Leung, the Hong Kong justice secretary, declined to prosecute media tycoon Sally Aw in a recent fraud case involving phony circulation figures at her newspaper, the English-language Hong Kong Standard. Leung argued that she lacked evidence and feared that pursuing charges could cause the collapse of Aw's company and the loss of 1,400 jobs in Hong Kong.
Aw is a close family friend of Tung Chee-hwa, the Beijing-anointed chief executive of Hong Kong.
In December, Hong Kong gangster Cheung Tse-keung -- known as "Big Spender" for his gambling habits -- was executed in mainland China for various crimes, including the kidnapping of two tycoons in Hong Kong. The Hong Kong courts, which have no death penalty, did not handle the case.
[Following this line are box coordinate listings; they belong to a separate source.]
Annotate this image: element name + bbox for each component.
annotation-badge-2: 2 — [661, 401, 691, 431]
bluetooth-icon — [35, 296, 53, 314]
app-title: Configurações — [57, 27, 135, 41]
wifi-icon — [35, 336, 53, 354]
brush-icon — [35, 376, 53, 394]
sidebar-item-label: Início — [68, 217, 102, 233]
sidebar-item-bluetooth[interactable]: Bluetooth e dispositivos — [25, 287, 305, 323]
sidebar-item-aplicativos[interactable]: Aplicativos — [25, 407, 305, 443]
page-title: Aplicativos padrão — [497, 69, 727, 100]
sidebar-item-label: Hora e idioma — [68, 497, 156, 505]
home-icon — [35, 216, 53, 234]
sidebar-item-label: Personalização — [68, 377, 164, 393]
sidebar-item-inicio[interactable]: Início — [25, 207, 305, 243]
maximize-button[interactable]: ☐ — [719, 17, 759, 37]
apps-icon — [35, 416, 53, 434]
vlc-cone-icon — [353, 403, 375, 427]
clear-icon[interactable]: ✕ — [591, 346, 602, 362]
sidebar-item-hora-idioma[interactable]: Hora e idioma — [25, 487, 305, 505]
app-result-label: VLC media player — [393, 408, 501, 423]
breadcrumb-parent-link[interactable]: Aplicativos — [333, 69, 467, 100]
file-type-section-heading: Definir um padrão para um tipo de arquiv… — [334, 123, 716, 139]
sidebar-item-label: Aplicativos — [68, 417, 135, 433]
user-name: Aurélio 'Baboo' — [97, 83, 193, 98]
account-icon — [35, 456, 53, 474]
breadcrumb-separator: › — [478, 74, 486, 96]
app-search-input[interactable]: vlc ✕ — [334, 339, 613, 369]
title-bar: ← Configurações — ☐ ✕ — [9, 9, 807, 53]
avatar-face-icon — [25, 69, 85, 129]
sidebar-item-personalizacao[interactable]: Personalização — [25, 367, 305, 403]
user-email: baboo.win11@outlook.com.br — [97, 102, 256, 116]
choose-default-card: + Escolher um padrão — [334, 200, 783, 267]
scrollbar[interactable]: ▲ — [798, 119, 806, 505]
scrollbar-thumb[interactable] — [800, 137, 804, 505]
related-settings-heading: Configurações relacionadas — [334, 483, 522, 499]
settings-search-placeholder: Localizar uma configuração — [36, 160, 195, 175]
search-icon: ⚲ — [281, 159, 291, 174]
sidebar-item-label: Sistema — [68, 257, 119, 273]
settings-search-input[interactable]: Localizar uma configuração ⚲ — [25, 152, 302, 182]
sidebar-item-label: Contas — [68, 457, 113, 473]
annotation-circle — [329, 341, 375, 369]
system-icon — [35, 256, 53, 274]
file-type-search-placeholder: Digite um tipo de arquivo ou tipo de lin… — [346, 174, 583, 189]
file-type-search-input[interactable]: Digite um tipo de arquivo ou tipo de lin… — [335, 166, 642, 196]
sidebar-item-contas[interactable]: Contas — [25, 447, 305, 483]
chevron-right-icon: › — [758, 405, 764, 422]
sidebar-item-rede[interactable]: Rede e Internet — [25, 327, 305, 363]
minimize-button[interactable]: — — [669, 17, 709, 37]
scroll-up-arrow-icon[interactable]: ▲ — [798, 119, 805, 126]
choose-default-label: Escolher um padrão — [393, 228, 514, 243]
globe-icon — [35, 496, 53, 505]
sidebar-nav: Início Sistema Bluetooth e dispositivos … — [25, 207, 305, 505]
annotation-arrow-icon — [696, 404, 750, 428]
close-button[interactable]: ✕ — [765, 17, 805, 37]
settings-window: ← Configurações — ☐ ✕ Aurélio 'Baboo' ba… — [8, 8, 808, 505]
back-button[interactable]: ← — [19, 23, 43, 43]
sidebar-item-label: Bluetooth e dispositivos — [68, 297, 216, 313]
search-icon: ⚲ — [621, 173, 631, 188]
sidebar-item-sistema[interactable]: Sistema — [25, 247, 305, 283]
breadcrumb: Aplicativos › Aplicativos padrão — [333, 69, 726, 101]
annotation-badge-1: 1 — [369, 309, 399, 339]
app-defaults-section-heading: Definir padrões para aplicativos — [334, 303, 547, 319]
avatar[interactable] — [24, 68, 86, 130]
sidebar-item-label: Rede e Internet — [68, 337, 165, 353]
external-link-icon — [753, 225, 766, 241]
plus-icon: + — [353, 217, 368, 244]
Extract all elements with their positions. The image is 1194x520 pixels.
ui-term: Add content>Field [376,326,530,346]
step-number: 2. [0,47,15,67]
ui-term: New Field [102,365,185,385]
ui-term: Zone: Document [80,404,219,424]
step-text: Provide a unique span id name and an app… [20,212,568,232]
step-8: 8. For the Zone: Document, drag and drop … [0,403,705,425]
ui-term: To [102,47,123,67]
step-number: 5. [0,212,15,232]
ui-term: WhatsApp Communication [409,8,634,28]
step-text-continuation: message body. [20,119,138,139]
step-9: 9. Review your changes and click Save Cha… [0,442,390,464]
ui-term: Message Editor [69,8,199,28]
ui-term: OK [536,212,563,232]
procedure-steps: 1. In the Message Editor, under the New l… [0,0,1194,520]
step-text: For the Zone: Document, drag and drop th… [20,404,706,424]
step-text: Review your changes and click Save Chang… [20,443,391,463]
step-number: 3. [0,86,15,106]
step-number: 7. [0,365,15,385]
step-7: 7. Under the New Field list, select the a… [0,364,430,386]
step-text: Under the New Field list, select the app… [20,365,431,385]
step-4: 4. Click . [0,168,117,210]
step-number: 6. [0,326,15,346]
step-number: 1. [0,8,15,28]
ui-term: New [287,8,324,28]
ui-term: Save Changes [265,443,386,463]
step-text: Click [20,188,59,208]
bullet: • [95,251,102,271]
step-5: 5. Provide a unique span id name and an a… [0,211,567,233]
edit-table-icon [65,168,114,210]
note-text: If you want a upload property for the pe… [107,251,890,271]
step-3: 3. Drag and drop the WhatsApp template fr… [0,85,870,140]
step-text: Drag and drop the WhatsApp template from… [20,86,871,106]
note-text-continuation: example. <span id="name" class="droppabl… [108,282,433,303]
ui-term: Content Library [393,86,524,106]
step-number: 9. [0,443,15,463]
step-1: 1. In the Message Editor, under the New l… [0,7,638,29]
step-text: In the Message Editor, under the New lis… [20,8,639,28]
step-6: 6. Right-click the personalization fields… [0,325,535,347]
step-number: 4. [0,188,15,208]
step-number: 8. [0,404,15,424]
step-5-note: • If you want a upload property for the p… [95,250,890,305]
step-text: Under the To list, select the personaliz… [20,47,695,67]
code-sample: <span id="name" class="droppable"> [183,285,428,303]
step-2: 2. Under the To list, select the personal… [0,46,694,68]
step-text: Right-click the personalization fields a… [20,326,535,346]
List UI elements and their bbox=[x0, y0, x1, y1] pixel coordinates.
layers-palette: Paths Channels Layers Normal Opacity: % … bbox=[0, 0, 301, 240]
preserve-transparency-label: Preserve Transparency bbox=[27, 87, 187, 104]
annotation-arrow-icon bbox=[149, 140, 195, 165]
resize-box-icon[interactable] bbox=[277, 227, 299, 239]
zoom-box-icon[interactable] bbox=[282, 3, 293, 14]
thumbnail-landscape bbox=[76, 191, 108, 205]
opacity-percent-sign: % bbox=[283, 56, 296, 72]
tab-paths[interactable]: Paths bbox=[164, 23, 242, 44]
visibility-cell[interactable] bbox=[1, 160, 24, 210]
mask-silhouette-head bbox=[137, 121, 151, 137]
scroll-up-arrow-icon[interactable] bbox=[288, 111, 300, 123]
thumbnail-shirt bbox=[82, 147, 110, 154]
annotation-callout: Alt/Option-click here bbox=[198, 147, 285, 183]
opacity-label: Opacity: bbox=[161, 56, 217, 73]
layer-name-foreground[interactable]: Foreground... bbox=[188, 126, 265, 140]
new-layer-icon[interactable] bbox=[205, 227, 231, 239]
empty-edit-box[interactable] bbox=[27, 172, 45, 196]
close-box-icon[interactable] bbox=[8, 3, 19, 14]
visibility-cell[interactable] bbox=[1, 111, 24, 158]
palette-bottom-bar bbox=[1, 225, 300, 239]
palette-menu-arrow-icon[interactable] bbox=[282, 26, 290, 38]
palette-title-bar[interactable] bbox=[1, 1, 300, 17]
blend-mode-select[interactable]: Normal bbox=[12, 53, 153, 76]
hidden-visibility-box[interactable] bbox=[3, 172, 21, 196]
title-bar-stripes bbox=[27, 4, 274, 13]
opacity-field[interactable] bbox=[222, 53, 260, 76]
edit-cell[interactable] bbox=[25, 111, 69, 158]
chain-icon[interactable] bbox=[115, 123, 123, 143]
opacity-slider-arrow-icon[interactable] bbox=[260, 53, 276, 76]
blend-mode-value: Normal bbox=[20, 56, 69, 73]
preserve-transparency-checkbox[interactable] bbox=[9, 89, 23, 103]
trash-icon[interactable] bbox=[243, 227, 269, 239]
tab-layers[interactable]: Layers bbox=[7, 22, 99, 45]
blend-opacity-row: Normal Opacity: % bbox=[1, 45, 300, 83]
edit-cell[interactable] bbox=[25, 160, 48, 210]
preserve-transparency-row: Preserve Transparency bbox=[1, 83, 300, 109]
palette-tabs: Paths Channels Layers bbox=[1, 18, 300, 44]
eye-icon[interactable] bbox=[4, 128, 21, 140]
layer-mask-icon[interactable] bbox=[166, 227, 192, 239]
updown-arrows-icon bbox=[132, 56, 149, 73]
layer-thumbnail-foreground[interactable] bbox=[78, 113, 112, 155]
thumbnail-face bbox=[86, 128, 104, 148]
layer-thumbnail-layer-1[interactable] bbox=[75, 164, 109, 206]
As the dispute over the court's residency ruling moves forward, people on both sides of the debate in Hong Kong are urging caution and calm.
"I don't think we should be surprised or uncomfortable about this conflict arising," says Tsang Yok-sing, chairman of the Democratic Alliance for Betterment of Hong Kong, a pro-Beijing political party. "After all, this is a very new experiment."
Philip Dykes, vice chairman of the bar association, thinks the next step is for China to clarify its objections.
"I'm still waiting to hear what the mainland has to say by way of a detailed explanation," Dykes says.
If the mainland presses the issue, there seems little doubt over who will win. While Hong Kong's prosperity is extremely important to the mainland, Hong Kong is also a part of China. The mainland has a population of more than 1.2 billion while Hong Kong is a territory of about 6 million on the South China Sea.
"We have to accept now that we are a colony of Beijing," says Vriens. "We have new political masters and we have to dance to their tune."